Last year, we saw almost-Police Commissioner Jevon McSkimming convicted for possessing child sexual abuse material. The conviction was an accident, something which came up during an investigation of McSkimming's past history of alleged sexual abuse. McSkimming had worked hard to gaslight his colleagues and discredit his victim, with the result that the police as an institution (and a bunch of very senior police officers as individuals) dragged their feet and systematically looked the other way on complaints about him, protecting their own while persecuting his victim. But eventually, an audit of his computer system turned up his criminal activity, and he became impossible for them to protect.
But there's a sequel. Because around the time new Police Commissioner Richard Chambers was denouncing his former colleague, people were complaining about him. And the police and IPCA sat on it for six months, not bothering to actually investigate it until early June. And the only reason we know about it at all is because it was leaked to RNZ. Which sounds exactly like the sort of foot-dragging that happened with McSkimming. From the police's response, you'd get the impression that they would have kept the whole thing secret if they could.

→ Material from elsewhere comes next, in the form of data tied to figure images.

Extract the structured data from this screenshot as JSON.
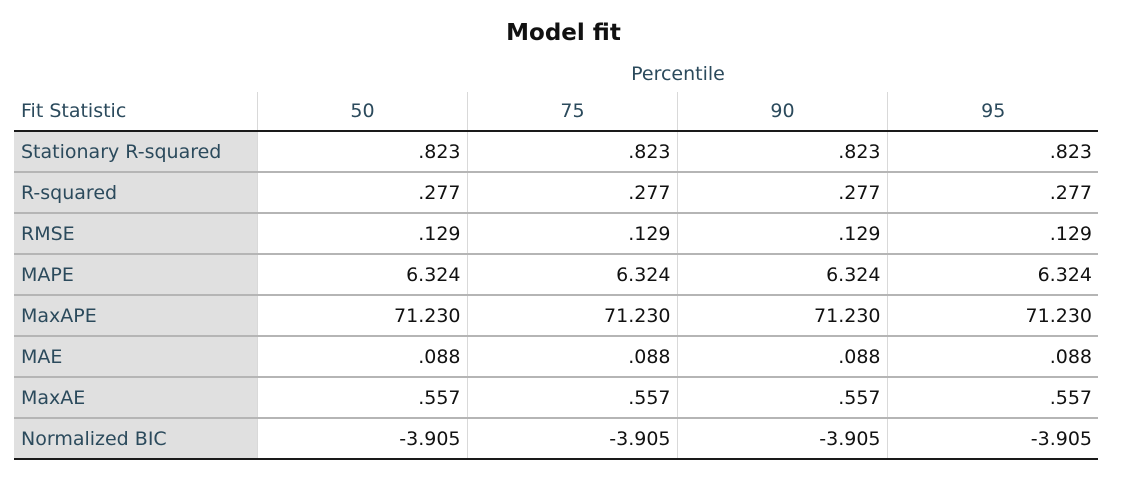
{
  "title": "Model fit",
  "table": {
    "spanning_header": "Percentile",
    "row_header_label": "Fit Statistic",
    "columns": [
      "50",
      "75",
      "90",
      "95"
    ],
    "rows": [
      {
        "label": "Stationary R-squared",
        "values": [
          ".823",
          ".823",
          ".823",
          ".823"
        ]
      },
      {
        "label": "R-squared",
        "values": [
          ".277",
          ".277",
          ".277",
          ".277"
        ]
      },
      {
        "label": "RMSE",
        "values": [
          ".129",
          ".129",
          ".129",
          ".129"
        ]
      },
      {
        "label": "MAPE",
        "values": [
          "6.324",
          "6.324",
          "6.324",
          "6.324"
        ]
      },
      {
        "label": "MaxAPE",
        "values": [
          "71.230",
          "71.230",
          "71.230",
          "71.230"
        ]
      },
      {
        "label": "MAE",
        "values": [
          ".088",
          ".088",
          ".088",
          ".088"
        ]
      },
      {
        "label": "MaxAE",
        "values": [
          ".557",
          ".557",
          ".557",
          ".557"
        ]
      },
      {
        "label": "Normalized BIC",
        "values": [
          "-3.905",
          "-3.905",
          "-3.905",
          "-3.905"
        ]
      }
    ]
  }
}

This isn't good enough. The police need to retain public trust, and that means they must be seen to be trustworthy and to obey the law. If something calls the trustworthiness of the Police Commissioner into question, the public deserve to know about it. And if he's actually under investigation, he needs to stand down and let someone else do the job - because its pretty obvious that he can't. It's that simple. And if this is too hard for police - if they can't follow the basic norms of ethical behaviour we expect from other public officials - then they should fucking quit. Otherwise people will draw the natural conclusion: that they're a corrupt shitshow interested in protecting themselves over the public, and we're better off without them.